Guest Commentary
Since the beginning of this year, more than 50,000 children, mostly teens, but others as young as nine or 10, some younger, have swarmed across America’s southern border. Officials expect the number to exceed 70,000 by yearend.
They are escaping from Honduras, El Salvador, Guatemala and Mexico; countries in turmoil, where drug lords terrorize neighborhoods and whole regions, bribe officials, force kids into gangs, and brutalize and kill anyone who opposes them.
The kids are escaping from terror, abuse, abject poverty and hopelessness. For all practical purposes, they are refugees. They come without parents or guardians, some clutching hand-scrawled notes with the telephone number or address of someone, somewhere in the U.S. who might help.
It is a humanitarian crisis. The United States has shown itself ill equipped to deal with it.
Think now of what could happen when climate change forces hundreds of millions, even billions of people to leave regions and countries where conditions will no longer support human life, places like Darfur, Ethiopia, Kenya, Somalia, Southern Sudan, the Republic of Maldives, the Solomon Islands, the Marshall Islands, and other low-lying island states, some of which will disappear altogether, submerged under rising seas. In Bangladesh alone, it is estimated that 20-to-30 million people will be forced to migrate as a result of global warming-driven sea level rise.
Having fewer resources and options for adaptation in place, children, women, the poor, older persons, and other vulnerable groups experience the greatest pressures to migrate as a result of environmental, economic and social impacts of climate change.
These are people very much like those streaming over America’s southern borders now.
The U.S. Navy is already planning for increased humanitarian assistance and disaster relief (HA/DR) as a result of climate change.
The Navy believes that mass migrations precipitated by climate change will not only stretch its HA/DR capabilities, but could also result in instability and regional conflict requiring U.S. military assistance for the evacuation of U.S. citizens, and the quelling of unrest.
The International Organization for Migration says that, “climate change is expected to trigger growing population movements within and across borders.”
The UN Deputy High Commissioner for Refugees said that by 2050 up to a billion people globally could be forced to migrate.
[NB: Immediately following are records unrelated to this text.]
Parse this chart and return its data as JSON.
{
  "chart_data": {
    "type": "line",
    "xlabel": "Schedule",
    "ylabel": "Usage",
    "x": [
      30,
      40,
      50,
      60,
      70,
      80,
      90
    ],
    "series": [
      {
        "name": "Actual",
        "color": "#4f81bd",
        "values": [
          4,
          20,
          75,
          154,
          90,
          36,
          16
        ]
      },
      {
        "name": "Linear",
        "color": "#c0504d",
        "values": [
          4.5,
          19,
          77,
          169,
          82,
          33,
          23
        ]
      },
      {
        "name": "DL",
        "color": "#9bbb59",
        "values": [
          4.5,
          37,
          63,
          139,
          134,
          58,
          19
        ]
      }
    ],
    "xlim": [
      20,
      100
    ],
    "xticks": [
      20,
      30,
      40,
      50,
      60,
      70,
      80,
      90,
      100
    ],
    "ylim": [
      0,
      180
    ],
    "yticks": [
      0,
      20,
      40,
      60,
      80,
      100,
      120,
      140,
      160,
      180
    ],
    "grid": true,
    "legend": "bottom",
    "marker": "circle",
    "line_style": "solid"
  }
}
Where will they all go? Some studies suggest they’ll come here, to America. Mass migration to the United States from countries south of our border, like Mexico, may be triggered by climate-caused crop failures, in addition to the factors playing out now.
And yet America itself will not be immune to climate change and internal migration, such as happened during the Dust Bowl era, the largest migration in American history.
By 1940, 2.5 million people had moved out of the Plains states. They did not receive a warm welcome in places like California, where city police were sent to the border to repel the “invaders.”
Internal and cross-border migration driven by climate change will test America’s infrastructure, its mettle, and its morality.
Will the tired, the poor, the homeless, the tempest-tossed be met at the borders with flags waved in welcome, or, as in Murrieta, California, and Oracle, Arizona, with xenophobic contempt?
How will this ‘nation of immigrants’ prepare for and greet the multitudes displaced by a changing climate that we have done much to cause and little to abate? The answer will define forever who we are as a people.
Richard Badalamente was a senior analyst at the Pacific Northwest National Laboratory (PNNL) in Richland, WA, from 1981-2006. During this time he was detailed for two years to the UN International Atomic Energy Agency in Vienna, Austria. Before joining PNNL, he was a commissioned officer in the United States Air Force. He has his bachelor of science from University of Southern California and his master’s of science and doctorate from Texas Tech. He is currently a member of the Citizens Climate Lobby.